Pullo nodded in agreement. “He did. Stabbed him in the back.”
“So he’s capable of deceit,” Vorenus said. “He wants to hide something.”
“He also probably didn’t have the money to pay what he promised,” Pullo pointed out. “When he saw that everything had gone wrong he might have just killed the man for his money.”
It was a valid point, Caesarion thought. “If he knew about me, though, why go after you? I mean no offense, Vorenus, but I can only imagine that my head is worth rather more than yours these days.”
Vorenus smiled. “No offense at all, Pharaoh. Honestly? I think he might have been greedy. Maybe he wanted to use me to get to all this. So he could have the Ark all to himself.”
Caesarion found himself frowning again. “Maybe.”
“He never struck me as a schemer,” Pullo said, “though I’m admittedly not the best judge of character. I have been friends with Vorenus for quite a long time, which says a lot.”
Everyone smiled, but the mirth didn’t last long amid such serious matters. “I think it’s something we need to consider,” Vorenus said. “It would be prudent to move the Ark.”
Caesarion nodded.
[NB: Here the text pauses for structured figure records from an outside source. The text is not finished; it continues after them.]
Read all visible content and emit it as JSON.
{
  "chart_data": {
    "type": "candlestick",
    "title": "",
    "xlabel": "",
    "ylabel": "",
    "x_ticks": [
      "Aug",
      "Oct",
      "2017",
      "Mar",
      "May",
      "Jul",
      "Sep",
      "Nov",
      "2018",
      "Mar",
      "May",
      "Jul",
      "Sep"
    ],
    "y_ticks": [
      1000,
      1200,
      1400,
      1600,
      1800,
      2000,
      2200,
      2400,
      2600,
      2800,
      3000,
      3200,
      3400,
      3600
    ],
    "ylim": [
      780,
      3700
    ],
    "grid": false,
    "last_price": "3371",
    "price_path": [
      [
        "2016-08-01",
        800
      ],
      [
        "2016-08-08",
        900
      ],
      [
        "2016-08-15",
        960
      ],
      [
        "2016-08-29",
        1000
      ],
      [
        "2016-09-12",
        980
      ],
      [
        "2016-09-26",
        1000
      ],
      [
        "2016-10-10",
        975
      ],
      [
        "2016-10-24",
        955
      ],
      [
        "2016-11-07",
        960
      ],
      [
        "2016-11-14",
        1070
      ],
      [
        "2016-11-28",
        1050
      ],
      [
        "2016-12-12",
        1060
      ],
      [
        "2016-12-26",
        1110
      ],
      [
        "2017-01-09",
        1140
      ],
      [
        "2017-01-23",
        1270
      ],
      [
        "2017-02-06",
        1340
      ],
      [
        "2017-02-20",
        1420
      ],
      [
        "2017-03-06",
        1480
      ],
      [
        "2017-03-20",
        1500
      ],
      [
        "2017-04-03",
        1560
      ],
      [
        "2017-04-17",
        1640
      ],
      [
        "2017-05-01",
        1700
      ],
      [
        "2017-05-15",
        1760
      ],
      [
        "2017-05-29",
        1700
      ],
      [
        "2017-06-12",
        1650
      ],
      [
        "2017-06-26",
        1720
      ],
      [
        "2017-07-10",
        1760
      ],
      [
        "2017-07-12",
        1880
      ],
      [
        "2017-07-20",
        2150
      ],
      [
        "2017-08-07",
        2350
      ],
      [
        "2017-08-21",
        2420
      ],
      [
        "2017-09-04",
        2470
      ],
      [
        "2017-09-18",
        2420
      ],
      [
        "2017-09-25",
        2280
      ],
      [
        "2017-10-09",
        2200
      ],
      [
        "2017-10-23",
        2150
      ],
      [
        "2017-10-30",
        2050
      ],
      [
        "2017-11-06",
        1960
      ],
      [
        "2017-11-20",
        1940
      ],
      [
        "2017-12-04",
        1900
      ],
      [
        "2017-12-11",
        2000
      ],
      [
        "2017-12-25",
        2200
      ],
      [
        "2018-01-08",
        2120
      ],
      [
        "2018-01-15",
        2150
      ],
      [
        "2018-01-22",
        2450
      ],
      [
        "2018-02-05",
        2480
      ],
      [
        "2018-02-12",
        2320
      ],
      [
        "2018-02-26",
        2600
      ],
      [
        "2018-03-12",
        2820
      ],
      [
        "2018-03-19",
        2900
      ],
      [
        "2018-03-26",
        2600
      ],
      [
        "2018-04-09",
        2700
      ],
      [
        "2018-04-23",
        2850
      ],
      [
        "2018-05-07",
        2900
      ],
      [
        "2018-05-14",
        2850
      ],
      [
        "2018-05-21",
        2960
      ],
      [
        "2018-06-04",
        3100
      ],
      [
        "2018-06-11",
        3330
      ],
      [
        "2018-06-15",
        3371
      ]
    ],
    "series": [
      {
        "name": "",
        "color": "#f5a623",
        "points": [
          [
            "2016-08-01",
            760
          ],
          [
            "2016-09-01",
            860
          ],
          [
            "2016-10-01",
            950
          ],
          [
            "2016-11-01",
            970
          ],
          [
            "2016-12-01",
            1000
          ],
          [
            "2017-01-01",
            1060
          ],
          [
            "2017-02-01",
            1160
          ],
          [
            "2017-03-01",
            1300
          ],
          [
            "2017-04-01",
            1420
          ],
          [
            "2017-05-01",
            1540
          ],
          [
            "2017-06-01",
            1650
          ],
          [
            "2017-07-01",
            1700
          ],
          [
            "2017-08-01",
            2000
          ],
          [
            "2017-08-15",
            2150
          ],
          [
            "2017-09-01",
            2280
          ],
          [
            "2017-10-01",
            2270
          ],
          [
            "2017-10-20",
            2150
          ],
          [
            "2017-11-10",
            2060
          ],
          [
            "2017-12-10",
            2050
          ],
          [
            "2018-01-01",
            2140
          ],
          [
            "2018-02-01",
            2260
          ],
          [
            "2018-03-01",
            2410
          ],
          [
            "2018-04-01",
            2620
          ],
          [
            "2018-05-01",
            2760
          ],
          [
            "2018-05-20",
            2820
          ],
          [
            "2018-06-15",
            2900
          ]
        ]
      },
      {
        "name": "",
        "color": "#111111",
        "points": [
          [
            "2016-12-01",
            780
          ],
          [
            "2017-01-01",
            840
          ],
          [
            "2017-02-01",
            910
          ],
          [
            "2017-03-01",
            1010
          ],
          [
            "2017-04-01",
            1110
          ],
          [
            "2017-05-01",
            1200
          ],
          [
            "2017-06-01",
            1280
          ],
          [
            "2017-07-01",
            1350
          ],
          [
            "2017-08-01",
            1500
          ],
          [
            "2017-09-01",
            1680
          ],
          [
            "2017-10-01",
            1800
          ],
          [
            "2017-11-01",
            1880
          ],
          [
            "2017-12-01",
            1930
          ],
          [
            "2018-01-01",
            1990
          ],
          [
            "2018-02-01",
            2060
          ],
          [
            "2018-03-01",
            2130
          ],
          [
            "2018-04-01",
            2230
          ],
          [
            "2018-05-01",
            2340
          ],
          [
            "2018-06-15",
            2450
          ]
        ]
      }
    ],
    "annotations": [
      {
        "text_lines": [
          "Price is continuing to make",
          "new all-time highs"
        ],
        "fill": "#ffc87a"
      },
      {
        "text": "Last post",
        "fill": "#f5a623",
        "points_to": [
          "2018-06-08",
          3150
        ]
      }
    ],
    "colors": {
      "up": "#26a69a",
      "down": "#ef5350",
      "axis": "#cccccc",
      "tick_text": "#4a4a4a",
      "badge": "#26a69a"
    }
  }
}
Prudence was indeed wisdom, though the danger seemed slight. He turned to Hannah. She was the keeper of the Ark, after all. Any decision would have to be up to her. “What do you think?”
Even frowning she was more beautiful than anyone he’d ever laid eyes on. Love did that to your point of view. Caesarion had read enough stories of love to know the truth of that old wisdom. But he also knew that it didn’t really matter when you were the one in love.
“Hard to say,” she said. “You’re right that this is a danger, Lucius Vorenus. And it is true that we should be mindful to protect the Ark above all else.”